Sebelum nya Setan Merah mengambil alih di babak pertama dari gol Scott McTominay dan Harry Maguire, disusul Bruno Fernandes yang makin memperlebar keunggulan Manchester United.
Namun, The Sky Blues secara bertahap menemukan ritme permainan nya Ini dimulai dengan gol Ellis Simms, gol Callum O'Hare, dan penalti Haji Wright di masa tambahan waktu.
Memiliki mental yang tinggi memacu semangat anak asuh dari Mark Robbins untuk terus menekan, Selang beberapa menit Coventry City membuat kesempatan lain, sepakan Setelah Tim Championship tersebut terus menggempur lini pertahanan Manchester United.

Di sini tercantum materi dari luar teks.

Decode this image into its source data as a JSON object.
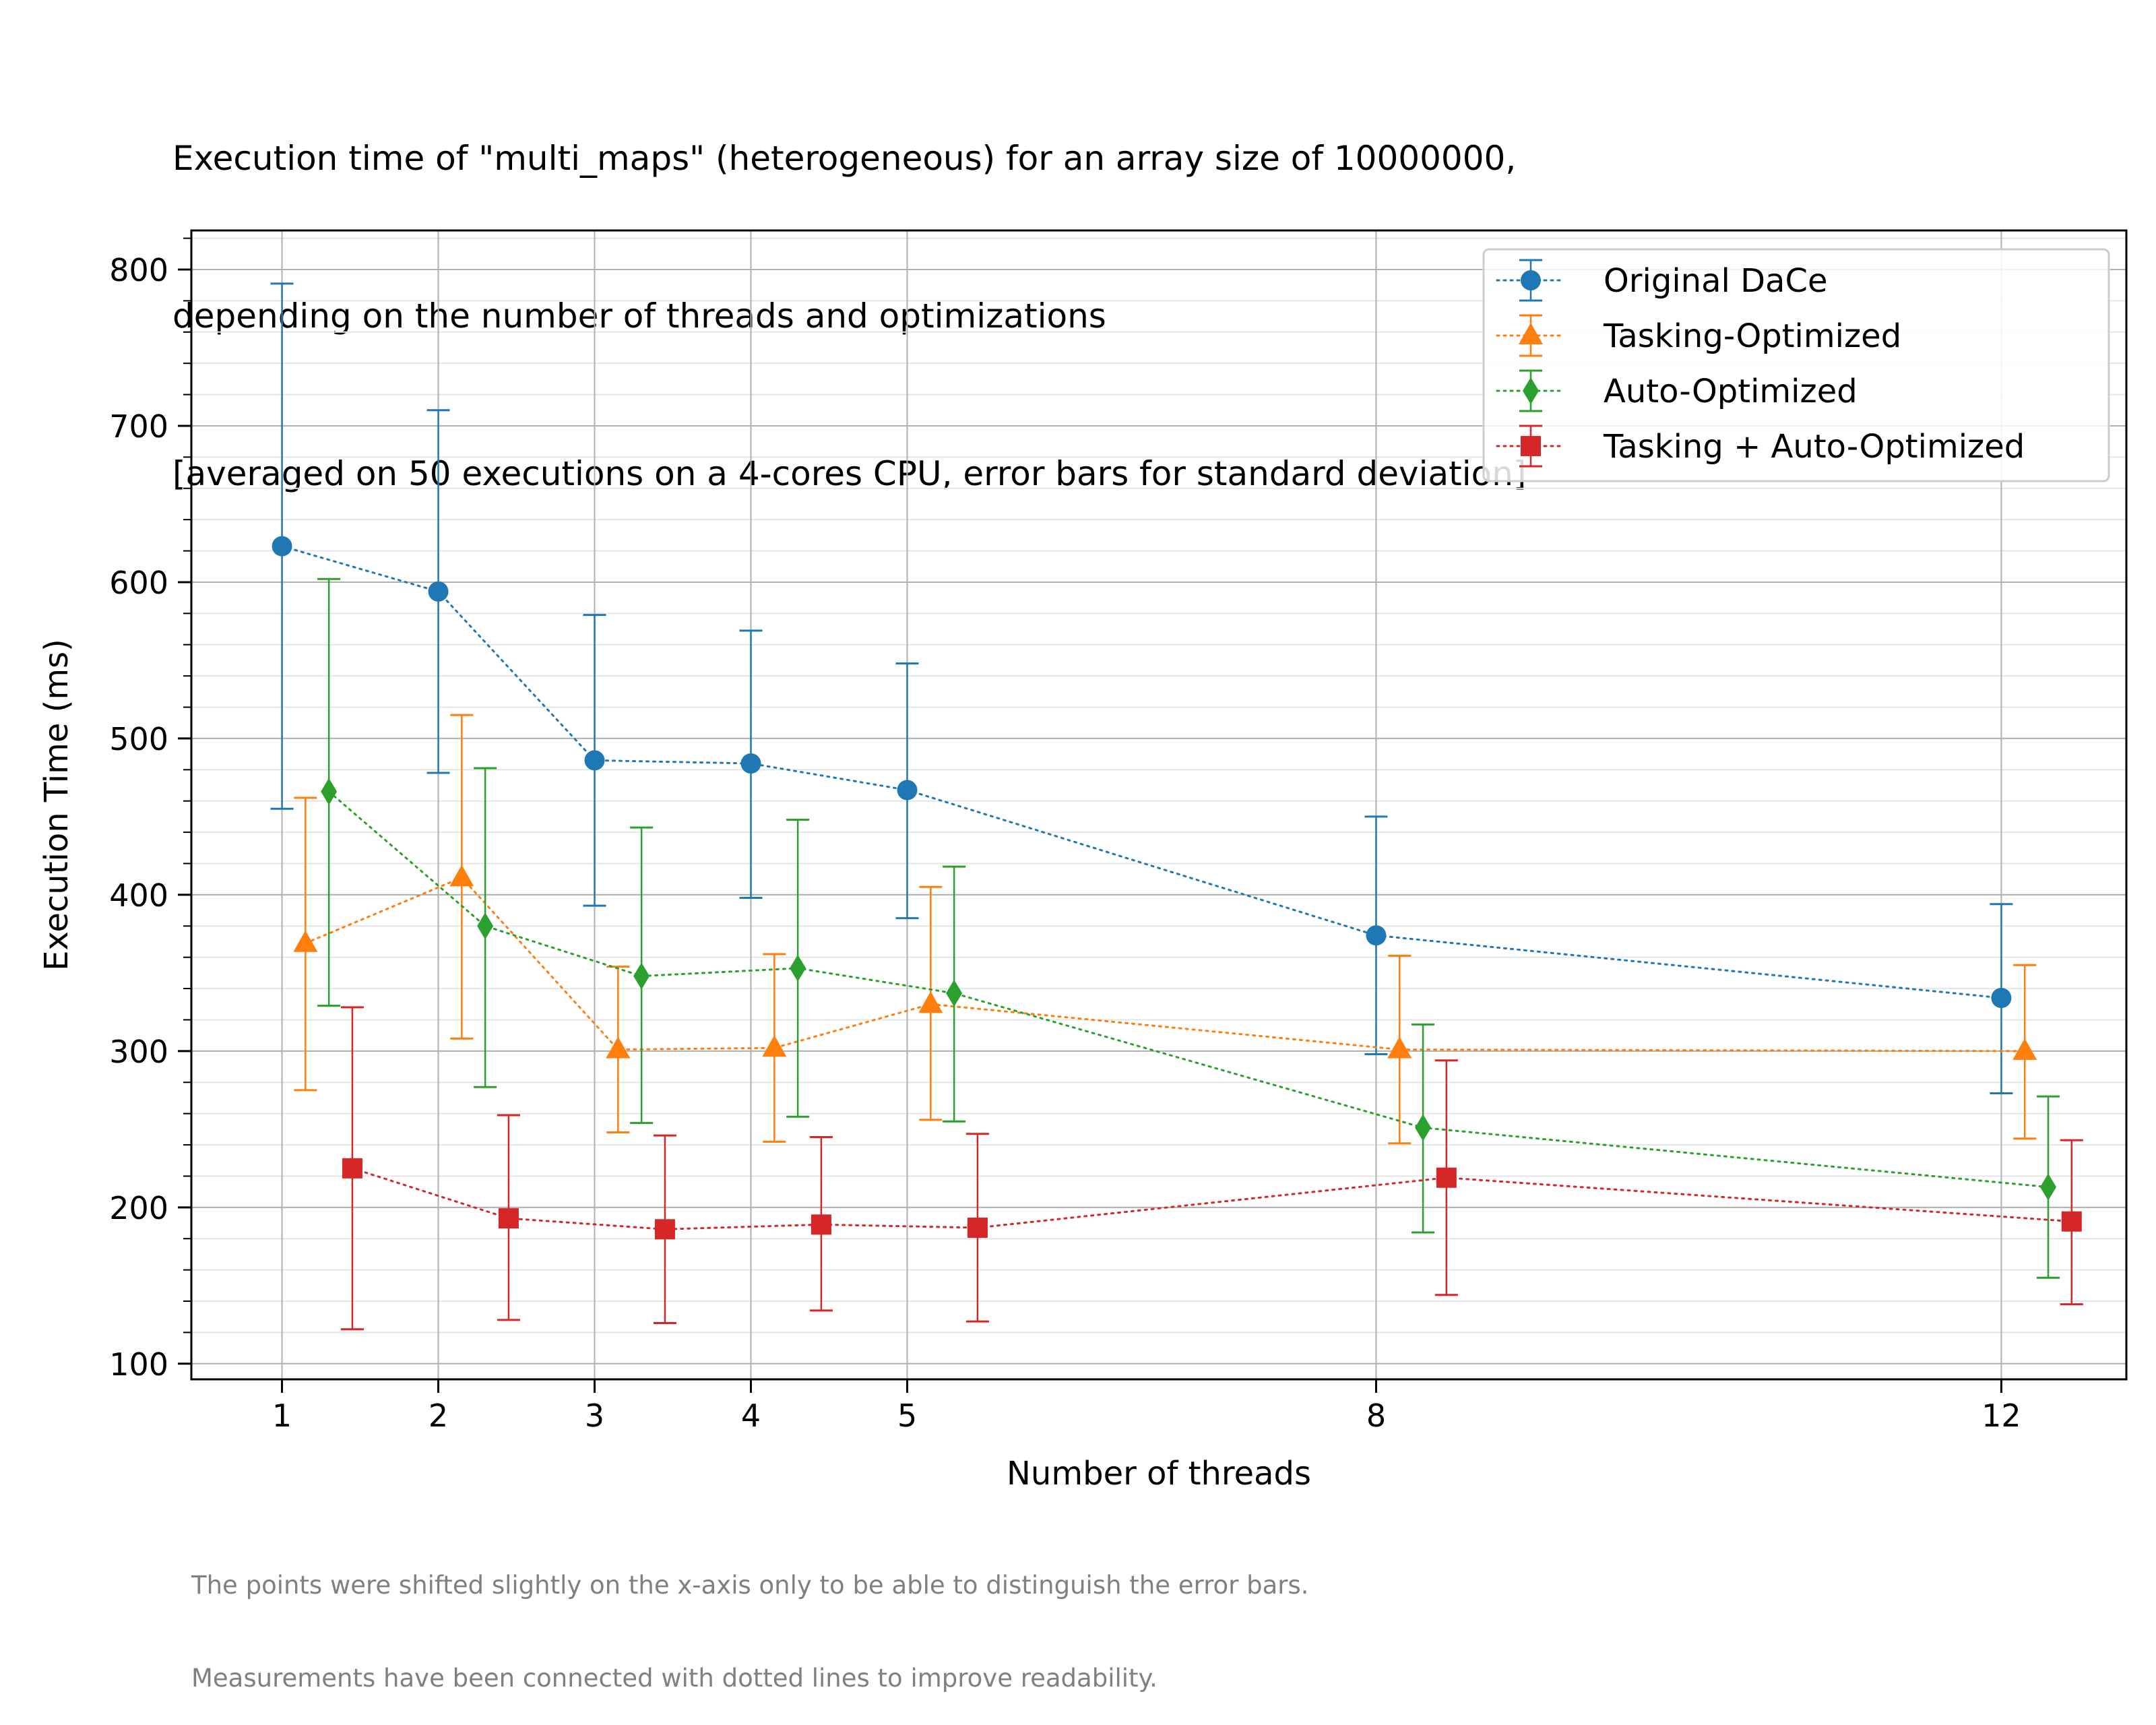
{
  "title_lines": [
    "Execution time of \"multi_maps\" (heterogeneous) for an array size of 10000000,",
    "depending on the number of threads and optimizations",
    "[averaged on 50 executions on a 4-cores CPU, error bars for standard deviation]"
  ],
  "footnote_lines": [
    "The points were shifted slightly on the x-axis only to be able to distinguish the error bars.",
    "Measurements have been connected with dotted lines to improve readability."
  ],
  "chart_data": {
    "type": "line",
    "xlabel": "Number of threads",
    "ylabel": "Execution Time (ms)",
    "x": [
      1,
      2,
      3,
      4,
      5,
      8,
      12
    ],
    "xticks": [
      "1",
      "2",
      "3",
      "4",
      "5",
      "8",
      "12"
    ],
    "yticks": [
      "100",
      "200",
      "300",
      "400",
      "500",
      "600",
      "700",
      "800"
    ],
    "xlim": [
      0.42,
      12.8
    ],
    "ylim": [
      90,
      825
    ],
    "grid": true,
    "minor_grid": true,
    "legend_position": "top-right",
    "line_style": "dotted",
    "error_bars": "standard deviation",
    "series": [
      {
        "name": "Original DaCe",
        "color": "#1f77b4",
        "marker": "circle",
        "values": [
          623,
          594,
          486,
          484,
          467,
          374,
          334
        ],
        "err_low": [
          455,
          478,
          393,
          398,
          385,
          298,
          273
        ],
        "err_high": [
          791,
          710,
          579,
          569,
          548,
          450,
          394
        ]
      },
      {
        "name": "Tasking-Optimized",
        "color": "#ff7f0e",
        "marker": "triangle",
        "values": [
          369,
          411,
          301,
          302,
          330,
          301,
          300
        ],
        "err_low": [
          275,
          308,
          248,
          242,
          256,
          241,
          244
        ],
        "err_high": [
          462,
          515,
          354,
          362,
          405,
          361,
          355
        ]
      },
      {
        "name": "Auto-Optimized",
        "color": "#2ca02c",
        "marker": "diamond",
        "values": [
          466,
          380,
          348,
          353,
          337,
          251,
          213
        ],
        "err_low": [
          329,
          277,
          254,
          258,
          255,
          184,
          155
        ],
        "err_high": [
          602,
          481,
          443,
          448,
          418,
          317,
          271
        ]
      },
      {
        "name": "Tasking + Auto-Optimized",
        "color": "#d62728",
        "marker": "square",
        "values": [
          225,
          193,
          186,
          189,
          187,
          219,
          191
        ],
        "err_low": [
          122,
          128,
          126,
          134,
          127,
          144,
          138
        ],
        "err_high": [
          328,
          259,
          246,
          245,
          247,
          294,
          243
        ]
      }
    ]
  }
}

"Kami bisa bangkit dari ketertinggalan 3-0 itu hal yang luar biasa. Kami menunjukkan beberapa permainan bagus,” ujar Mark Robbins dikutip dari BBC Sport.

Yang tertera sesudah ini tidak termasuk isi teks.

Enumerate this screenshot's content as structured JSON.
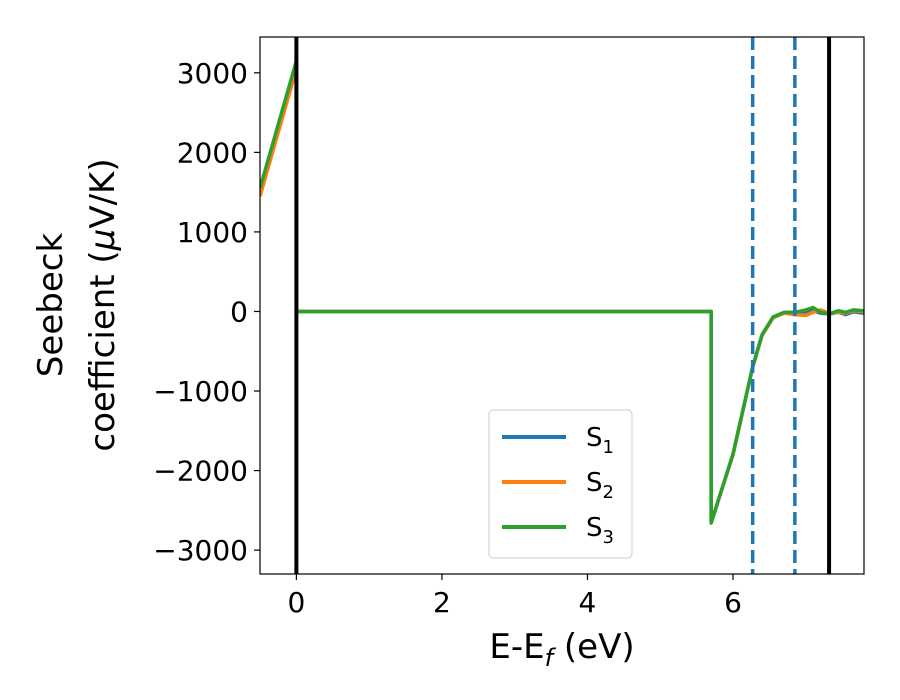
{
  "chart_data": {
    "type": "line",
    "title": "",
    "xlabel": "E-E",
    "xlabel_sub": "f",
    "xlabel_unit": " (eV)",
    "ylabel_line1": "Seebeck",
    "ylabel_line2": "coefficient  (",
    "ylabel_mu": "μ",
    "ylabel_unit": "V/K)",
    "xlim": [
      -0.5,
      7.8
    ],
    "ylim": [
      -3300,
      3450
    ],
    "xticks": [
      0,
      2,
      4,
      6
    ],
    "xtick_labels": [
      "0",
      "2",
      "4",
      "6"
    ],
    "yticks": [
      3000,
      2000,
      1000,
      0,
      -1000,
      -2000,
      -3000
    ],
    "ytick_labels": [
      "3000",
      "2000",
      "1000",
      "0",
      "−1000",
      "−2000",
      "−3000"
    ],
    "grid": false,
    "legend_position": "lower center",
    "vertical_lines": [
      {
        "x": 0.0,
        "style": "solid",
        "color": "#000000"
      },
      {
        "x": 6.27,
        "style": "dashed",
        "color": "#1f77b4"
      },
      {
        "x": 6.85,
        "style": "dashed",
        "color": "#1f77b4"
      },
      {
        "x": 7.32,
        "style": "solid",
        "color": "#000000"
      }
    ],
    "series": [
      {
        "name": "S",
        "sub": "1",
        "color": "#1f77b4",
        "x": [
          -0.5,
          0.0,
          0.0,
          5.7,
          5.7,
          6.0,
          6.27,
          6.4,
          6.55,
          6.7,
          6.85,
          7.0,
          7.1,
          7.2,
          7.32,
          7.45,
          7.55,
          7.65,
          7.8
        ],
        "y": [
          1450,
          3100,
          0,
          0,
          -2650,
          -1800,
          -700,
          -300,
          -80,
          -20,
          -30,
          0,
          10,
          -20,
          -30,
          -10,
          -40,
          -5,
          -20
        ]
      },
      {
        "name": "S",
        "sub": "2",
        "color": "#ff7f0e",
        "x": [
          -0.5,
          0.0,
          0.0,
          5.7,
          5.7,
          6.0,
          6.27,
          6.4,
          6.55,
          6.7,
          6.85,
          7.0,
          7.1,
          7.2,
          7.32,
          7.45,
          7.55,
          7.65,
          7.8
        ],
        "y": [
          1450,
          3050,
          0,
          0,
          -2650,
          -1800,
          -700,
          -300,
          -80,
          -20,
          -40,
          -50,
          -10,
          20,
          -20,
          -10,
          -20,
          10,
          0
        ]
      },
      {
        "name": "S",
        "sub": "3",
        "color": "#2ca02c",
        "x": [
          -0.5,
          0.0,
          0.0,
          5.7,
          5.7,
          6.0,
          6.27,
          6.4,
          6.55,
          6.7,
          6.85,
          7.0,
          7.1,
          7.2,
          7.32,
          7.45,
          7.55,
          7.65,
          7.8
        ],
        "y": [
          1550,
          3150,
          0,
          0,
          -2660,
          -1790,
          -690,
          -290,
          -70,
          -10,
          -10,
          20,
          50,
          -10,
          -30,
          10,
          -10,
          20,
          10
        ]
      }
    ]
  }
}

Namun ada drama terjadi ketika Coventry dapat mencetak gol yang dilesatkan oleh Torp, tepat di akhir perpanjangan waktu. Sial nya gol tersebut di anulir oleh wasit karena posisi Wright dianggap offside.
"Seandainya dia [Wright] memotong kuku kakinya, kita tidak akan sampai ke babak adu penalti,” ucap nya.
Mark Robbins tetap mengapresiasi usaha yang di tampilkan dari tim nya, berkat penampilan anak asuhnya yang sempat merepotkan jalan Manchester United ke final piala FA.
"Kami tidak terlalu perlu kecewa mengenai hasil akhir pertandingan Piala FA ini, karena penampilan yang kami tunjukan membuat Covenrty City akan menjadi perbincangan di waktu yang sangat lama di kalangan publik," tambahnya.